Primeira vez na escola: como tornar a adaptação das crianças mais leve
Pouco antes do retorno das aulas, profissionais dão dicas aos pais para se prepararem
Cada início é um marco significativo na vida e no desenvolvimento de uma criança, principalmente ao encarar o primeiro dia na escola. A jornada escolar representa o primeiro contato fora do vínculo familiar, onde a criança aprenderá a conviver com outras da mesma idade e a seguir regras de comportamento e ambiente. Por isso, os primeiros dias provocam uma grande mistura de sensações e os pais também vivenciam uma série de questionamentos e sentimentos.
A adaptação define o período inicial de uma criança em um contexto diferente do qual ela já estava acostumada, seja a primeira vez no ambiente escolar ou até uma mudança de escola, de turma ou professor. Nesse momento, a criança pode sentir-se mais vulnerável, ansiosa e angustiada. A Coordenadora de Educação Infantil, Marta Rocha, e a psicóloga Beatriz Costa, do Colégio Salesiano Recife, dão dicas aos pais para que possam tratar esse processo com a maior tranquilidade possível, desenvolvendo também um bom relacionamento entre família e escola.
Rotina prévia
Para tornar a adaptação mais leve, Marta Rocha recomenda criar uma rotina prévia que ajuda na preparação dos pequenos, destacando os aspectos positivos e empolgantes da escola e oferecendo apoio e compreensão. “Esses hábitos, iniciados antes do início das aulas, podem incluir, por exemplo, visita à escola juntos, conhecer a sala, o pátio e conversar com a professora e deixar que o filho participe da escolha de materiais e da organização”, afirma. Além disso, brincadeiras que remetem ao ambiente escolar e ajustar os horários de sono são ótimas estratégias para adaptação antes da chegada das aulas.
Família e escola
Para a coordenadora de Educação Infantil do Colégio Salesiano Recife, estabelecer diálogo com a família é imprescindível, para formar um espaço seguro e confiável. “A primeira coisa é chamar a criança pelo seu nome, pois isso demonstra que a conhecemos. No Salesiano, buscamos proporcionar atividades lúdicas em grupo com música e brincadeiras no dia a dia em sala de aula, uma vez que ajudam na socialização, tornando o ambiente mais acolhedor e estimulando a expressão verbal, corporal e sua autonomia”, ressalta.

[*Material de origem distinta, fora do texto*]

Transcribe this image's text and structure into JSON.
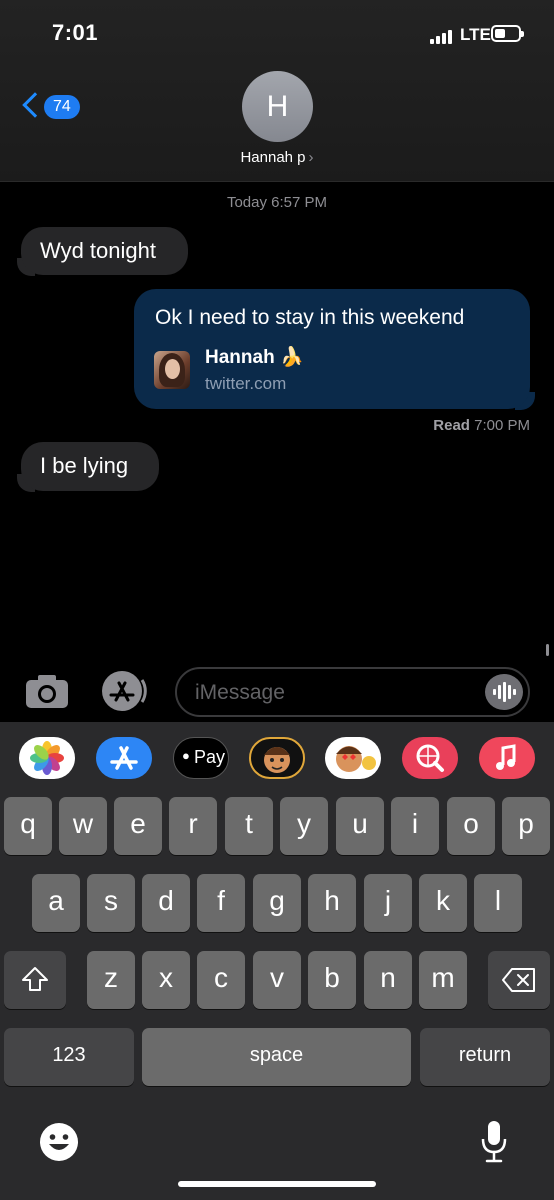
{
  "status_bar": {
    "time": "7:01",
    "network": "LTE"
  },
  "header": {
    "back_count": "74",
    "avatar_initial": "H",
    "contact_name": "Hannah p",
    "contact_chevron": "›"
  },
  "conversation": {
    "timestamp": "Today 6:57 PM",
    "messages": [
      {
        "direction": "incoming",
        "text": "Wyd tonight"
      },
      {
        "direction": "outgoing",
        "text": "Ok I need to stay in this weekend",
        "link_preview": {
          "title": "Hannah 🍌",
          "url": "twitter.com"
        }
      },
      {
        "direction": "incoming",
        "text": "I be lying"
      }
    ],
    "read_receipt": {
      "label": "Read",
      "time": "7:00 PM"
    }
  },
  "input_bar": {
    "placeholder": "iMessage"
  },
  "app_strip": [
    {
      "name": "photos",
      "label": ""
    },
    {
      "name": "app-store",
      "label": ""
    },
    {
      "name": "apple-pay",
      "label": "Pay"
    },
    {
      "name": "memoji",
      "label": ""
    },
    {
      "name": "memoji-stickers",
      "label": ""
    },
    {
      "name": "images-search",
      "label": ""
    },
    {
      "name": "music",
      "label": ""
    }
  ],
  "keyboard": {
    "row1": [
      "q",
      "w",
      "e",
      "r",
      "t",
      "y",
      "u",
      "i",
      "o",
      "p"
    ],
    "row2": [
      "a",
      "s",
      "d",
      "f",
      "g",
      "h",
      "j",
      "k",
      "l"
    ],
    "row3": [
      "z",
      "x",
      "c",
      "v",
      "b",
      "n",
      "m"
    ],
    "numbers_label": "123",
    "space_label": "space",
    "return_label": "return"
  },
  "colors": {
    "accent": "#1e7cf2",
    "incoming_bubble": "#262628",
    "outgoing_bubble": "#0b2a4a"
  }
}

Além disso, essa interação com a família ajuda a entender como funciona o ambiente familiar, permitindo que o professor compreenda os comportamentos dos alunos e se sinta seguro para realizar ações que possam favorecer, valorizar e respeitar a individualidade de cada um.
Paciência e compreensão
O período de adaptação pode variar de acordo com o aluno e suas singularidades e, por isso, é um processo que demanda tempo, paciência e compreensão da escola e dos familiares. De acordo com a psicóloga do Colégio Salesiano Recife, Beatriz Costa, observar o comportamento durante a adaptação é de extrema importância, pois ajuda na identificação das reações emocionais, dos interesses e prioridades, possibilitando a montagem de estratégias para aprimorar o acolhimento. “Por meio do choro, a criança expressa emoções e torna possível entender que algo a incomoda. Nesses casos, é comum que ela apresente esse tipo de comportamento em resposta à rotina escolar, o que é perfeitamente normal”, afirma.
No entanto, é fundamental que a equipe pedagógica e os pais se atentem a sinais mais intensos. “É necessário termos atenção quando a criança mostra-se em negação, assumindo por vezes comportamentos de agressividade, não interação com o meio, expressão facial assustada e busca por esconderijo”, ressalta a psicóloga, já que atitudes semelhantes podem significar respostas à situações mais graves.
A psicóloga também ressalta que muitas sensações expressadas no ambiente familiar podem ser transferidas para a criança e, por isso, os adultos devem se preparar para enfrentar essa adaptação, controlando as preocupações e fazendo o possível para não apresentar receios, mas sim, segurança para os pequenos. “Quanto mais tranquilos e seguros os pais estiverem, melhor será o processo como um todo. É importante que estejam perto de suas crianças nesse momento inicial, abrindo canal de escuta e possam dividir com a escola seus medos, anseios e dúvidas, para que assim possa ser formada uma consistente rede de apoio”, declara.